Venere in pelliccia

Venere in pelliccia

 
Parigi: Thomas, un regista teatrale sta facendo i provini per la protagonista della sua piéce “Venere in pelliccia. In chiusura, si presenta una sedicente, svampita e sboccata attrice che si chiama Wanda come la protagonista. E iniziano le danze …
Roman Polanski, all’età di 80 anni, ci presenta la sua 28esima regia: un film (FRA-POL, 13) proveniente dal testo teatrale omonimo di David Ives, che l’ha cosceneggiato con lui,e  che a sua volta si rifà ad un testo letterario dell’800 di Leopold Von Sacher Masoch.
Pur essendo assolutamente teatrale, in maniera ancora più esplicitamente esibita del suo ultimo Carnage (2011), l’opera diventa grande cinema per il taglio stilistico che Polanski ha saputo dargli.
Sono solo due attori sempre in scena. Lei, Emmanuelle Seigner, che pur presentandosi da matura e intraprendente proletaria della scena, in cerca di lavoro, mano a mano si mostra in grado di sconvolgere i ruoli attesi.

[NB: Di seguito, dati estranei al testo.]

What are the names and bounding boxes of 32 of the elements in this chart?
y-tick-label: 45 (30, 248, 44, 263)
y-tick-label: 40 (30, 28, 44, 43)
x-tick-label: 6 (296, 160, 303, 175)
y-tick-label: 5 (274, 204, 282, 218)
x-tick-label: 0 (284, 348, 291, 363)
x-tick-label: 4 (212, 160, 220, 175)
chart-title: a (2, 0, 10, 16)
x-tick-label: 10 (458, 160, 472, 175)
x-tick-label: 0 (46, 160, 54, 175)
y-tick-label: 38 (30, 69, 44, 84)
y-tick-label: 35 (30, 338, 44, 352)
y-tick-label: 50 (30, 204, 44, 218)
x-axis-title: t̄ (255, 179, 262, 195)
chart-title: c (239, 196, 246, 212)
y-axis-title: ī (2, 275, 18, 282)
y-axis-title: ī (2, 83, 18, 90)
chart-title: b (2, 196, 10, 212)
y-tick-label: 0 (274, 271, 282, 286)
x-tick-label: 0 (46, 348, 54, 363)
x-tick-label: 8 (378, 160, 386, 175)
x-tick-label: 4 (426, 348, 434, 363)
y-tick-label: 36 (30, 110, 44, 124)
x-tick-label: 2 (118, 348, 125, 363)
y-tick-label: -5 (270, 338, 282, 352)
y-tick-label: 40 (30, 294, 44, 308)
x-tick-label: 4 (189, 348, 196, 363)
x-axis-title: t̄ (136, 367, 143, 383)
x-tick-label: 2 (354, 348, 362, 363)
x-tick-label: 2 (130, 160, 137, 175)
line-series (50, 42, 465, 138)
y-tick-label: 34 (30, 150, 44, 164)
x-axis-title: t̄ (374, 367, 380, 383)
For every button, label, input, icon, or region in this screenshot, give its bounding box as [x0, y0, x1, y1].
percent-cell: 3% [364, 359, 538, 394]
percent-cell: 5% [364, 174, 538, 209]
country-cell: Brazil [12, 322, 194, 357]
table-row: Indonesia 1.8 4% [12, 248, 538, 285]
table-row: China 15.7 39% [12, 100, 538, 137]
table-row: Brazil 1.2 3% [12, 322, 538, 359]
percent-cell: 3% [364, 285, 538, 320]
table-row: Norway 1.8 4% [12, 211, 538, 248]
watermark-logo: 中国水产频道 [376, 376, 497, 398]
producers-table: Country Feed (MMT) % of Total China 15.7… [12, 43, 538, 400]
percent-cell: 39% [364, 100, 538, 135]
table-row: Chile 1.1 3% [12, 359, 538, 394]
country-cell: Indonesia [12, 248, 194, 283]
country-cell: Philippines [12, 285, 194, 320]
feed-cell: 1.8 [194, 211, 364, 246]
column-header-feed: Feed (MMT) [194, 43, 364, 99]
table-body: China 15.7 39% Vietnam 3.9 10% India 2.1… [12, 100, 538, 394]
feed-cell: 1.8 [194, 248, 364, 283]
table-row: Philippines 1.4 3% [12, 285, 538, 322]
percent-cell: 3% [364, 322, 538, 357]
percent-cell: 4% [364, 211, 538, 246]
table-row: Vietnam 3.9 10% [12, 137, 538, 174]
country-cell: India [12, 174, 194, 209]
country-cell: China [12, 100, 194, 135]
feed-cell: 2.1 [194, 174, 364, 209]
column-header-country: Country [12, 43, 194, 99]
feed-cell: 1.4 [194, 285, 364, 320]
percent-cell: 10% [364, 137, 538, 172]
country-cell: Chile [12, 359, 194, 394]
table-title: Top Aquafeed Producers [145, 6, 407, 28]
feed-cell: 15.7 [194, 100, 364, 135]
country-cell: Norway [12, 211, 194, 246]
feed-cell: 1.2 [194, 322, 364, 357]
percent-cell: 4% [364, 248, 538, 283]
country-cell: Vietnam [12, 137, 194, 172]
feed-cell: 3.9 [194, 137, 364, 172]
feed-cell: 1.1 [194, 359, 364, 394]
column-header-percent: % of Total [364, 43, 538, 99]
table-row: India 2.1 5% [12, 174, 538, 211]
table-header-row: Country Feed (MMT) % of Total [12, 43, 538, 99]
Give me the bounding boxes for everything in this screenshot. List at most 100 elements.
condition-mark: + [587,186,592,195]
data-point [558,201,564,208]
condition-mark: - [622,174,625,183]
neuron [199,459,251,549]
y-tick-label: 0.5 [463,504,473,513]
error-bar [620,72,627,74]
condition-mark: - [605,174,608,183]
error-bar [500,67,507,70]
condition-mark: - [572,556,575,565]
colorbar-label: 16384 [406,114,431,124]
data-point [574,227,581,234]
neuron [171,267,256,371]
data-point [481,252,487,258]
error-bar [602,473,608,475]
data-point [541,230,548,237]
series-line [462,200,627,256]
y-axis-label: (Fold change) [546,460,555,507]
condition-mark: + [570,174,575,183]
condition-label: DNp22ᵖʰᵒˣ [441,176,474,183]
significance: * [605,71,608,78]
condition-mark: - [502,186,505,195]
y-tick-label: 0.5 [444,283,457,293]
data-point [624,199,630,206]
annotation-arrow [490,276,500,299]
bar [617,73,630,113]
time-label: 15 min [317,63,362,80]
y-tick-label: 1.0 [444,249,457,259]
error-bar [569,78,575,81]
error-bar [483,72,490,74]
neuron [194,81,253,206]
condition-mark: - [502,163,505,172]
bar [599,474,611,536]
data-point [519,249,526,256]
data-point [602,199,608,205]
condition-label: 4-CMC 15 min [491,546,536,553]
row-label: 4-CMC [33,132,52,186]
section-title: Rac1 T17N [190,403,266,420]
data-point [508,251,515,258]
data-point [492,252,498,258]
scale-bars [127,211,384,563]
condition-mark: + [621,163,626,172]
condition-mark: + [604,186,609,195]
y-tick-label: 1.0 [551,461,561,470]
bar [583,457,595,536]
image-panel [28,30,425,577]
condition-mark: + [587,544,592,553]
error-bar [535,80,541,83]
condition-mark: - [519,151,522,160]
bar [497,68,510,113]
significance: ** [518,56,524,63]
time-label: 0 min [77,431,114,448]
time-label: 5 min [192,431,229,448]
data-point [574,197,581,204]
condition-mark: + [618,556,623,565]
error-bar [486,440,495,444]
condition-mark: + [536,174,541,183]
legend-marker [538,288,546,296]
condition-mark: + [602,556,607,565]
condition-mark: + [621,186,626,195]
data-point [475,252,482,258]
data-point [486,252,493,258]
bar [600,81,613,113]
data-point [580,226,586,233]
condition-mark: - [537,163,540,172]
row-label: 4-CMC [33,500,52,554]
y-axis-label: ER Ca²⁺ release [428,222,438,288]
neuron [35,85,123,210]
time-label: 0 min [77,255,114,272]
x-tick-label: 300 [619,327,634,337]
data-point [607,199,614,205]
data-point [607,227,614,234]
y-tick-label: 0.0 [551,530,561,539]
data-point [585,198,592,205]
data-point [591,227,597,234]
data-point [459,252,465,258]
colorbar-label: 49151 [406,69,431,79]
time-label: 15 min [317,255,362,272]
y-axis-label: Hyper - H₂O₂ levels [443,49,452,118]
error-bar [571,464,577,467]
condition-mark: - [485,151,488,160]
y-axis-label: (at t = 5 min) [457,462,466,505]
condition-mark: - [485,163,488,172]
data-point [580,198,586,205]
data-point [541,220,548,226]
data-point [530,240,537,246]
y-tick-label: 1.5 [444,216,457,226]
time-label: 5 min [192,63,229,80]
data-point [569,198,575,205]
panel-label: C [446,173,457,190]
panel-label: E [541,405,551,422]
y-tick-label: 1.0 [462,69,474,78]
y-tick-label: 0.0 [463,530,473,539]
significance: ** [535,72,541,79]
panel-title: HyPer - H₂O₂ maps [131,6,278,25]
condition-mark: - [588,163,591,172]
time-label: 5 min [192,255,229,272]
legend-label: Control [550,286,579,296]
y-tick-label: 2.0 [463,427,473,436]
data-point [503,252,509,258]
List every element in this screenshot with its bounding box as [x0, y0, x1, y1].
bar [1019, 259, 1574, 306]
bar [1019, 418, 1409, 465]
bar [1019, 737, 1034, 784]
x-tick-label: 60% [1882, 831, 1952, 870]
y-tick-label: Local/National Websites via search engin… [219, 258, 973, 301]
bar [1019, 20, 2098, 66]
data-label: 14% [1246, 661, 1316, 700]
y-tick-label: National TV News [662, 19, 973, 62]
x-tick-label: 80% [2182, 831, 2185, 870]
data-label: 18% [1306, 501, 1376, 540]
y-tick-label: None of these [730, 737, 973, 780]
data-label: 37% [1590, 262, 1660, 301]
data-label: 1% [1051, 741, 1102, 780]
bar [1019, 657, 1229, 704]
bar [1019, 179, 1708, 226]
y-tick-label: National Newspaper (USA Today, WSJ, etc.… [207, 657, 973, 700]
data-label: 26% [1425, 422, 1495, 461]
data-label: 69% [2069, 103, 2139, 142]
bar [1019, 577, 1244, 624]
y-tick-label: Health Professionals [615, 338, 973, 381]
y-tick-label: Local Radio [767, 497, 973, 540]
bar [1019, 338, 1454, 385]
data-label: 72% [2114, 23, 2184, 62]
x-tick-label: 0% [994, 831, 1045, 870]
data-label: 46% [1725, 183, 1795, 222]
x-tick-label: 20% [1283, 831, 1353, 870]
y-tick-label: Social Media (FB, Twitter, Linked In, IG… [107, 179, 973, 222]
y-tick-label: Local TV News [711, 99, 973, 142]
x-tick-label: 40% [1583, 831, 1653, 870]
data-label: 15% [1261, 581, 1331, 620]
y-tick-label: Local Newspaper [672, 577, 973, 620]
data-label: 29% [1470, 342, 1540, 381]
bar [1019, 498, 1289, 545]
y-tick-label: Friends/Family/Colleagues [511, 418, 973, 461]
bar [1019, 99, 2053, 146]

L’altro, MathieuAmalric, stranamente, ma non troppo è somigliantissimo al regista; e che, da “intellò” (intellettuale radical chic di Parigi), entra in una dinamica infernale che lo porterà ad assumere il ruolo “segreto” di vittima, “tipo” – come intercala spesso la plebea Wanda, l’archetipo di San Sebastiano, trafitto dalle mille frecce, nessuna mortale, del piacere “rimosso”.
È una dialettica avviluppante, concentrata in uno spazio ristretto,  ma che produce numerosissime onde. Gli echi delle parole, s’insinuano negli interstizi del vuoto del palcoscenico privo di orpelli, e con solo essenziali attrezzi.
Tutto rimanda alla geometria delle posizioni reciproche: esse sono come scolpite dalla parole cangianti come cromatismi in fondo al mare. Ma che non si disperdono nel vuoto: mutano le reciproche posizioni dei due; i loro reciproci spazi esistenziali. Che risultano sovvertiti; poi invertiti, in una danza che è genialmente sintetizzata dal finale, in quel misterioso e misterico ballo delle Baccanti.
È un cinema che muove con molta astuzia gli spazi e i tempi. Il montaggio accompagna, fin dalle prime battute, l’echeggiare delle parole. A curarlo sono ben due, Margot Meynier, giovane, e lo sperimentato ed eclettico Hervé De Luze: e quest’ultimo è uno dei più bravi della cinematografia francese e internazionale. Sono piccoli spostamenti che non danno tregua: accompagnano, esaltano e fanno variare, quasi senza che ce ne accorgiamo l’ossessività dei dialoghi.
Il Direttore della fotografia è il talentuoso polacco Pawel Edelman, che ha spesso lavorato con Polanski, riuscendo, come in questo caso, a portare le luci ad una varianza quasi fisica. E ciò si nota fin dalle primissime battute dell’entrée: il “fuori” è un prolungamento di un viaggio senza soste, verso un “dentro”, che è il teatro-verità, fisicamente fatiscente e concentrazionario.
La musica di Alexandre Desplat, incombente e violenta, contribuisce a suggerire quel senso di ineluttabilità, che presiede al ritualismo della messa in mora delle mascolinità del finale.